Ebenso tritt der Forscher der häufig geäußerten Kritik, nur eine flächendeckende Nutzung der App würde gegen die Ausbreitung des Virus helfen, vehement entgegen. „Es kommt vor allem auf Geschwindigkeit an, und eine App kann trotz einer geringen Anzahl von Nutzern einen entscheidenden Vorteil darstellen“, so Drosten. Gerade für das Aufspüren sogenannter Infektionscluster, also einzelner Orte, an denen viele Personen durch einige wenige Menschen angesteckt werden, sei die App hilfreich.
Schulöffnungen bergen großes Risiko in sich
Neben einem möglichst engmaschigen Tracing sieht Drosten in den deutschlandweiten Schulöffnungen einen weiteren kritischen Aspekt, um den Ausbruch einer zweiten Infektionswelle zu verhindern. Insbesondere auf das neue Schuljahr im September blickt der Wissenschaftler mit einem mulmigen Gefühl.
Grund dafür ist eine kürzlich veröffentlichte Studie aus dem skandinavischen Problem-Land Schweden, die sich mit der Seroprävalenz von Kindern befasst. Seroprävalenz bezeichnet die Anzahl positiv getesteter serologischer Parameter in einer bestimmten Population zu einem bestimmten Zeitpunkt; beispielsweise der Nachweis von Antikörpern gegen ein Virus.

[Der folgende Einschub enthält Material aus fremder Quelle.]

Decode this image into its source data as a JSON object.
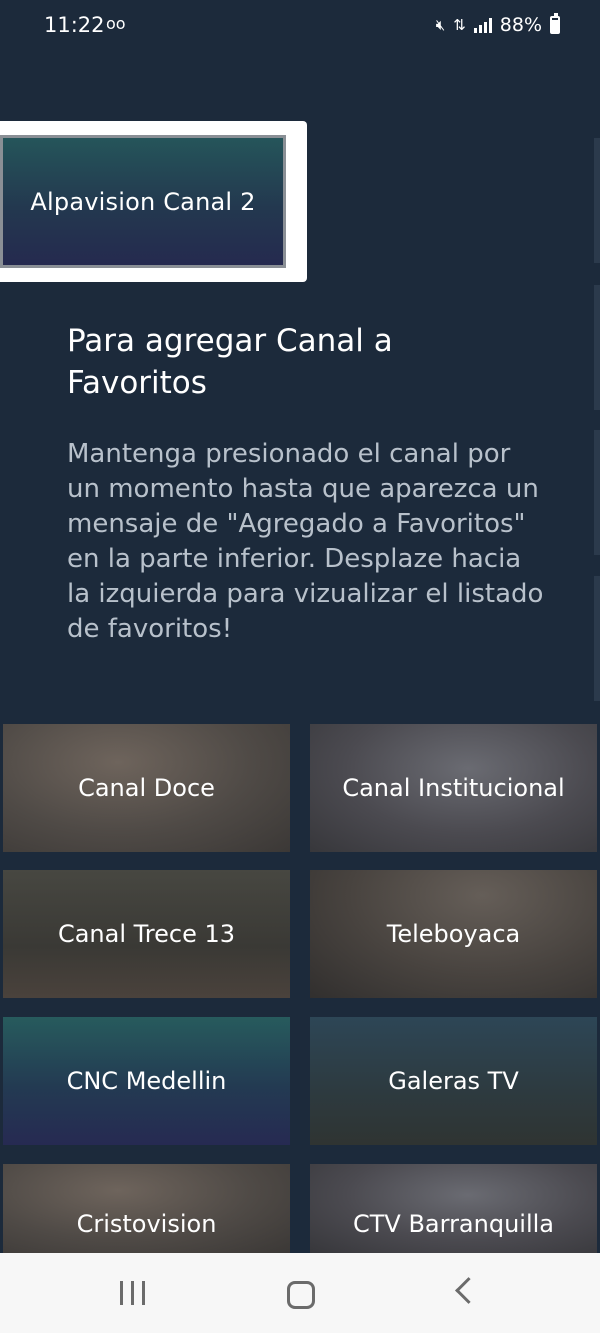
{
  "status_bar": {
    "time": "11:22",
    "voicemail_icon": "oo",
    "battery": "88%",
    "battery_level": 0.88
  },
  "featured": {
    "label": "Alpavision Canal 2"
  },
  "info": {
    "title": "Para agregar Canal a Favoritos",
    "body": "Mantenga presionado el canal por un momento hasta que aparezca un mensaje de \"Agregado a Favoritos\" en la parte inferior. Desplaze hacia la izquierda para vizualizar el listado de favoritos!"
  },
  "channels": [
    {
      "label": "Canal Doce"
    },
    {
      "label": "Canal Institucional"
    },
    {
      "label": "Canal Trece 13"
    },
    {
      "label": "Teleboyaca"
    },
    {
      "label": "CNC Medellin"
    },
    {
      "label": "Galeras TV"
    },
    {
      "label": "Cristovision"
    },
    {
      "label": "CTV Barranquilla"
    }
  ],
  "icons": {
    "mute": "mute-icon",
    "data": "data-transfer-icon",
    "signal": "signal-icon",
    "battery": "battery-icon",
    "recent": "recent-apps-icon",
    "home": "home-icon",
    "back": "back-icon"
  }
}
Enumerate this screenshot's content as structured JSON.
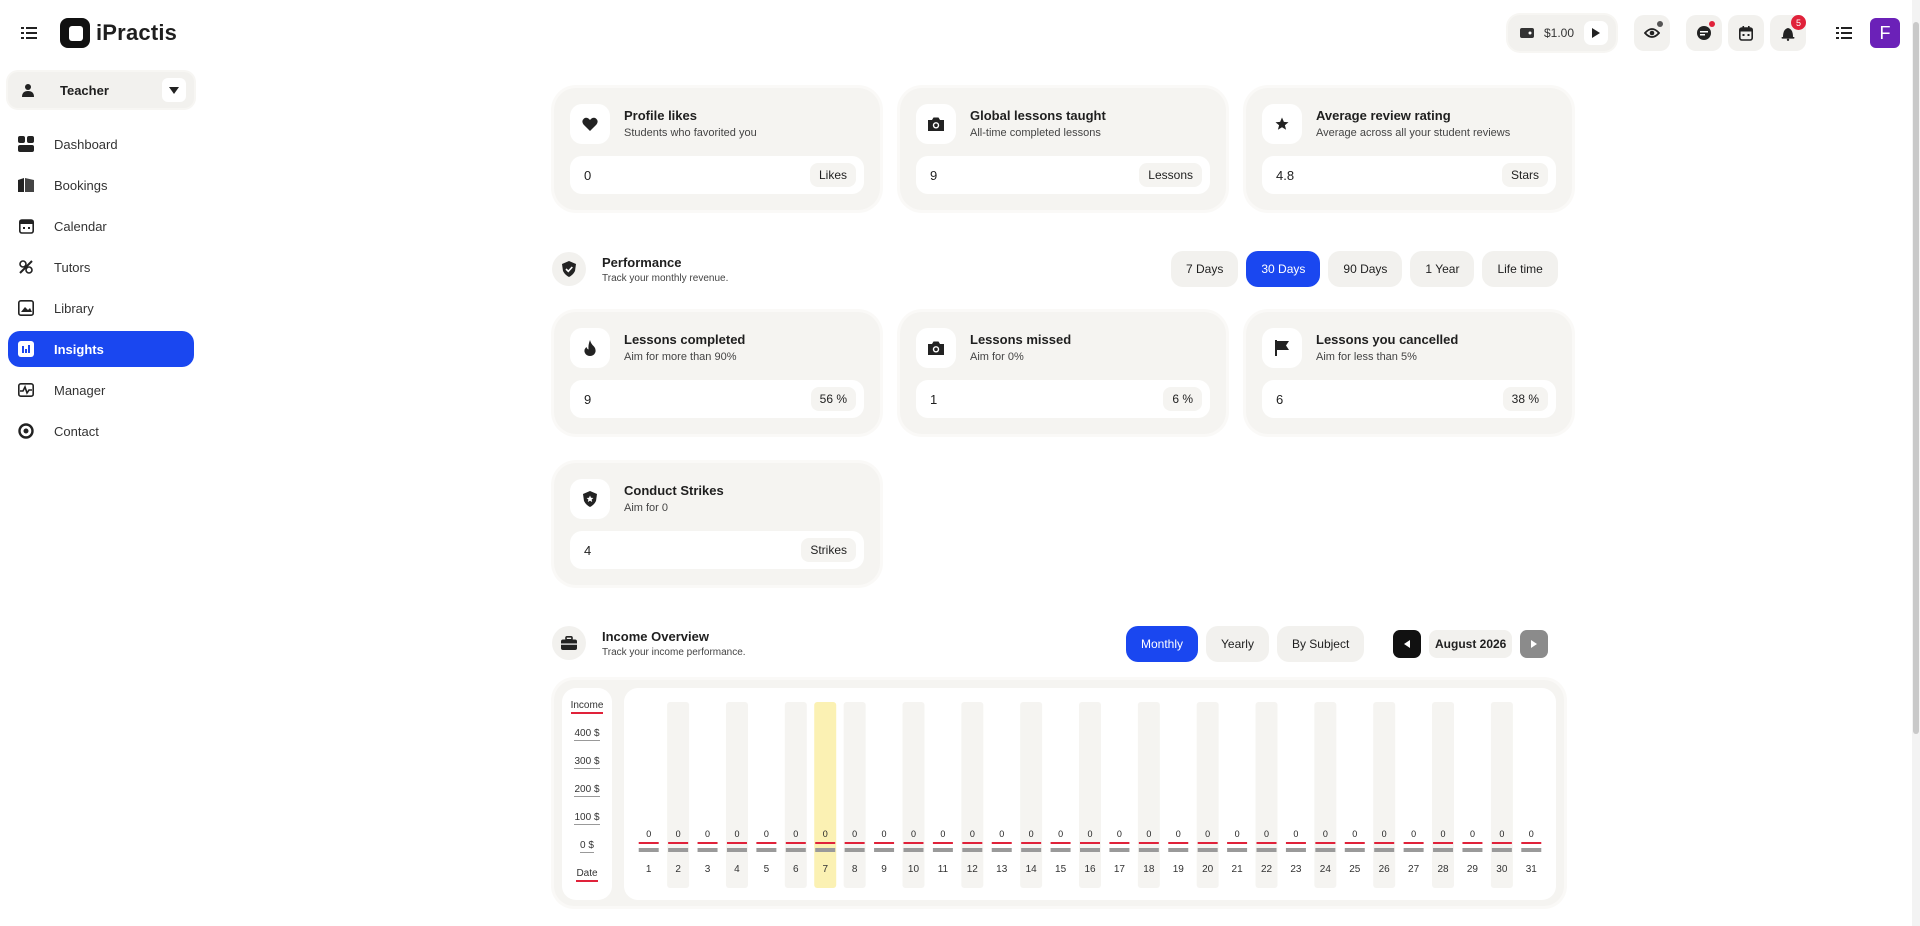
{
  "app": {
    "name": "iPractis"
  },
  "topbar": {
    "wallet_amount": "$1.00",
    "notifications_count": "5",
    "avatar_initial": "F"
  },
  "role": {
    "label": "Teacher"
  },
  "sidebar": {
    "items": [
      {
        "label": "Dashboard",
        "icon": "dashboard-icon"
      },
      {
        "label": "Bookings",
        "icon": "bookings-icon"
      },
      {
        "label": "Calendar",
        "icon": "calendar-icon"
      },
      {
        "label": "Tutors",
        "icon": "tutors-icon"
      },
      {
        "label": "Library",
        "icon": "library-icon"
      },
      {
        "label": "Insights",
        "icon": "insights-icon",
        "active": true
      },
      {
        "label": "Manager",
        "icon": "manager-icon"
      },
      {
        "label": "Contact",
        "icon": "contact-icon"
      }
    ]
  },
  "stats": [
    {
      "title": "Profile likes",
      "subtitle": "Students who favorited you",
      "value": "0",
      "unit": "Likes",
      "icon": "heart-icon"
    },
    {
      "title": "Global lessons taught",
      "subtitle": "All-time completed lessons",
      "value": "9",
      "unit": "Lessons",
      "icon": "camera-icon"
    },
    {
      "title": "Average review rating",
      "subtitle": "Average across all your student reviews",
      "value": "4.8",
      "unit": "Stars",
      "icon": "star-icon"
    }
  ],
  "performance": {
    "title": "Performance",
    "subtitle": "Track your monthly revenue.",
    "ranges": [
      "7 Days",
      "30 Days",
      "90 Days",
      "1 Year",
      "Life time"
    ],
    "active_range": "30 Days",
    "cards": [
      {
        "title": "Lessons completed",
        "subtitle": "Aim for more than 90%",
        "value": "9",
        "unit": "56 %",
        "icon": "flame-icon"
      },
      {
        "title": "Lessons missed",
        "subtitle": "Aim for 0%",
        "value": "1",
        "unit": "6 %",
        "icon": "camera-icon"
      },
      {
        "title": "Lessons you cancelled",
        "subtitle": "Aim for less than 5%",
        "value": "6",
        "unit": "38 %",
        "icon": "flag-icon"
      },
      {
        "title": "Conduct Strikes",
        "subtitle": "Aim for 0",
        "value": "4",
        "unit": "Strikes",
        "icon": "shield-star-icon"
      }
    ]
  },
  "income": {
    "title": "Income Overview",
    "subtitle": "Track your income performance.",
    "tabs": [
      "Monthly",
      "Yearly",
      "By Subject"
    ],
    "active_tab": "Monthly",
    "month": "August 2026",
    "y_header": "Income",
    "x_header": "Date"
  },
  "chart_data": {
    "type": "bar",
    "title": "Income Overview",
    "ylabel": "Income",
    "xlabel": "Date",
    "yticks": [
      "400 $",
      "300 $",
      "200 $",
      "100 $",
      "0 $"
    ],
    "ylim": [
      0,
      400
    ],
    "highlighted_category": "7",
    "categories": [
      "1",
      "2",
      "3",
      "4",
      "5",
      "6",
      "7",
      "8",
      "9",
      "10",
      "11",
      "12",
      "13",
      "14",
      "15",
      "16",
      "17",
      "18",
      "19",
      "20",
      "21",
      "22",
      "23",
      "24",
      "25",
      "26",
      "27",
      "28",
      "29",
      "30",
      "31"
    ],
    "values": [
      0,
      0,
      0,
      0,
      0,
      0,
      0,
      0,
      0,
      0,
      0,
      0,
      0,
      0,
      0,
      0,
      0,
      0,
      0,
      0,
      0,
      0,
      0,
      0,
      0,
      0,
      0,
      0,
      0,
      0,
      0
    ],
    "colors": {
      "highlight": "#fbf1b3",
      "track": "#f5f4f1",
      "baseline": "#e0223a",
      "bar": "#9a9a9a"
    }
  }
}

Weil die Regierung in Schweden weitestgehend auf Schulschließung verzichtete, sei das Ergebnis der skandinavischen Corona-Studie „viel besser als alles, was wir bisher aus anderen Ländern haben“, erklärt Drosten. Die Seroprävalenz von Kindern (0-19 Jahren) liege mit 7,5 Prozent sogar ein Prozent höher als bei der erwachsenen Alterskohorte (20-64 Jahre).
Den Erkenntnissen älterer Studien, wonach Kinder seltener vom Virus heimgesucht werden, steht das Ergebnis somit entgegen. Es „spricht Bände“, sagt Drosten und führt die Unterschiede auf die Fehlerhaftigkeit älterer Studien zurück. „Ich sehe keinen Grund, warum das in Deutschland anders sein sollte“, mahnt der Experte mit Blick auf die Schulöffnungen.
Virologe: "Müssen absichern, dass es nicht erneut zu Riesen-Ausbrüchen kommt"
Dennoch ist er sich der gesellschaftlichen Bedeutung der Thematik bewusst. Seine Einschätzung der Situation fällt deswegen differenziert aus: „Wenn wir uns eingestehen, dass wir, egal wie gefährlich es ist, die Schulen und Kitas wieder öffnen müssen, dann müssen wir die Wissenschaft fragen: Welche Werkzeuge gibt es, um dieser Gefahr entgegenzutreten?“
Und weiter: „Die Politik muss sich daher nicht Gedanken machen, ob, sondern wie man absichert, dass es im Herbst und Winter nicht erneut zu Riesen-Ausbrüchen kommt." Besonders bei der Testung, „aber auch im Bereich allgemeiner Maßnahmen“ sieht Drosten dazu Möglichkeiten. Ziel müsse es sein, dass nicht gesamte Schulen, sondern "höchstens einzelne Klassen unter Quarantäne gestellt werden“.